Q: How will this field evolve? What new technologies or strategies do you see on the horizon that might improve video games for CME or make the C-suite more receptive to using them?

Gantwerker: I think perceptions are finally changing and people are realizing the power of game design and technology. As I noted earlier, we are seeing a huge influx of game designers from big name studios coming into the healthcare technology startup world to advance the design of medical video games. We also see the morphing of digital entertainment and the movie industry that is pushing the boundaries of what computers and AI can do in the games industry. This will bleed over into healthcare in meaningful ways, creating much more realistic virtual patients, more natural virtual patient interactions, and more visually appealing virtual healthcare environments.
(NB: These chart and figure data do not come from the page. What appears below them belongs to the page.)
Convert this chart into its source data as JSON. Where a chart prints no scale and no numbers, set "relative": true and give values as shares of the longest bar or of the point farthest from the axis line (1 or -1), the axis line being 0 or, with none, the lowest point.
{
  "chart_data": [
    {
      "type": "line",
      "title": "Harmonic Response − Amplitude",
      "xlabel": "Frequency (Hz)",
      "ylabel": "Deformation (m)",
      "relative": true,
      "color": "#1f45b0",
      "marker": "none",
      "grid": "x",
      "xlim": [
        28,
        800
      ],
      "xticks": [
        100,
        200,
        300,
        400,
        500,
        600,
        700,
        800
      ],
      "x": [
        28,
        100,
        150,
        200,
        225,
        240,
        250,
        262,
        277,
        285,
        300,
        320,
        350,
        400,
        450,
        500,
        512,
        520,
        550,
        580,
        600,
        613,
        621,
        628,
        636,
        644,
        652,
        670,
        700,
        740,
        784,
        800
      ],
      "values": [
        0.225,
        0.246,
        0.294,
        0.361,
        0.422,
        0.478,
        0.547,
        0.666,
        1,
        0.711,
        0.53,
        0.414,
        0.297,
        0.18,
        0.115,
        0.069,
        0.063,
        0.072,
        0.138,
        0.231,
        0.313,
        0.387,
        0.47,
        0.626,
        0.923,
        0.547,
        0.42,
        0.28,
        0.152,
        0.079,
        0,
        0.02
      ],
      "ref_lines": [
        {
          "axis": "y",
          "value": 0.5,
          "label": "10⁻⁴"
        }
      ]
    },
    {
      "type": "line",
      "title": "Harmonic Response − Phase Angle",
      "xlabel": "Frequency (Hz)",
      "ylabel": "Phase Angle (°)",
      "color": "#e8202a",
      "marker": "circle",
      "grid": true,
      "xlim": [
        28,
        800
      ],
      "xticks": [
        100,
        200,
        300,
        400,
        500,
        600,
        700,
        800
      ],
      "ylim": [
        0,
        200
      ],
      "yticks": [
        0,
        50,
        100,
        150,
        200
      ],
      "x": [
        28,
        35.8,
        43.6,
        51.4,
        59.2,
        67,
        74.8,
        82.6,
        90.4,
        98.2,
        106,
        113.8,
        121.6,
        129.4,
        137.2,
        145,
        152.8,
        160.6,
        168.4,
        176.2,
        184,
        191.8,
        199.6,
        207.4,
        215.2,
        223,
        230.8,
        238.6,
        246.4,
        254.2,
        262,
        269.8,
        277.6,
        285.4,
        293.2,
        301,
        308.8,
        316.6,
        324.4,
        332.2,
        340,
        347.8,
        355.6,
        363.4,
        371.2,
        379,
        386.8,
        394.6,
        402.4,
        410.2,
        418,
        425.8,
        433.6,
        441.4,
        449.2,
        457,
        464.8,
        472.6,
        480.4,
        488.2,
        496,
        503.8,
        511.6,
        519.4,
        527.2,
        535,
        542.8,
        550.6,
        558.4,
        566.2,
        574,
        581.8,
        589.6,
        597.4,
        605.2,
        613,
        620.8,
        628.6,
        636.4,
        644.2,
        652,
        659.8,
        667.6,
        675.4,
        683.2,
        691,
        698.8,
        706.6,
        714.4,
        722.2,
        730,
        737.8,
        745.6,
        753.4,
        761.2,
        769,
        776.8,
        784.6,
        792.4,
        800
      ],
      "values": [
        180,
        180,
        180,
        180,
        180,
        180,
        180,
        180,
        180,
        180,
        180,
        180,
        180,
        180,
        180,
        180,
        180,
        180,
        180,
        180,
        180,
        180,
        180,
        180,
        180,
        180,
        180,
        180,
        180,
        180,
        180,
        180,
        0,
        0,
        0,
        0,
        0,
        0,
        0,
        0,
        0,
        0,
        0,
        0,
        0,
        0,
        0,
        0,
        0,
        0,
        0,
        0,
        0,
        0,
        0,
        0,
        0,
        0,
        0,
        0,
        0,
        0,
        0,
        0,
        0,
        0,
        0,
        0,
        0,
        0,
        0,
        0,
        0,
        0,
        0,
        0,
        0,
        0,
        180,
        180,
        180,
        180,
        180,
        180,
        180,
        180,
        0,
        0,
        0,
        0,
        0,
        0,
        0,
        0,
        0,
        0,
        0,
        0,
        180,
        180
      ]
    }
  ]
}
The metaverse is another concept that comes up a lot when talking about the future of gaming, but it’s important to note that the metaverse is just a platform. It’s software-based, and can be viewed through different hardware, such as a VR headset, but it is still just a platform. Many health tech companies have put their stake down on one platform, say VR or AR, but in doing so have limited themselves to that single platform. Medical video games, however, are platform-agnostic given their software-based modality and can be played on a phone, through a web browser or with the use of external hardware like a VR headset, making them much more accessible. We also see a lot of extended reality (XR) being applied in healthcare and games and this hardware will continue to get better, faster, less bulky and intrusive, and hopefully more intuitive to use as well.
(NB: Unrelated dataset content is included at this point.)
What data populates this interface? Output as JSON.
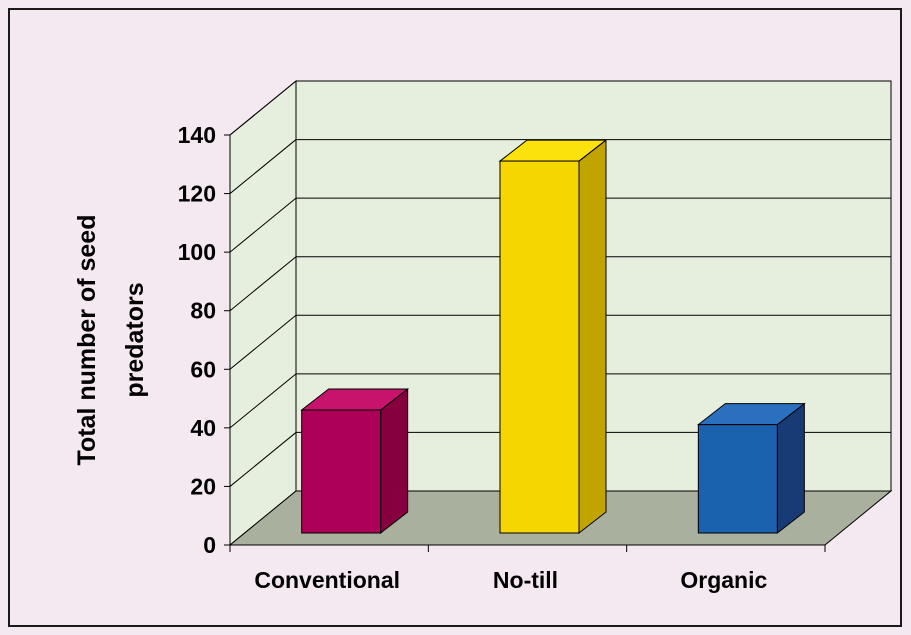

I hope that the studies done on medical video games continue to evolve and not lump games like Jeopardy in with action-adventure games, when trying to draw conclusions about efficacy. Authors in this space need to be better about discerning based on educational levels and outcomes, educational context and game-type, and software vs hardware solutions. Once we have a better understanding and definition of true medical video games, we can start speaking the same language and see the widespread application of these tools in the healthcare space.

“My advice to leadership is to always give games a chance -- the risk is low and the reward can be quite high. Put a well-designed game head-to-head with any other learning modality and you’ll see the advantages of time, enjoyment, and depth of understanding. ”

Eric Wicklund is the associate content manager and senior editor for Innovation, Technology, and Pharma for HealthLeaders.


KEY TAKEAWAYS

There are 2.6 billion video game players in the world, and while many are playing games for entertainment, an increasing number are using this platform for healthcare.

Video games and gamification in healthcare are used to help patients understand care management or medicaation adherence. They're also used by healthcare organizations for continuing medical education.

These tools "are built on deep knowledge and understanding of how to activate and stimulate the brain to induce learning." And they can help clinicians better understand new ideas and concepts.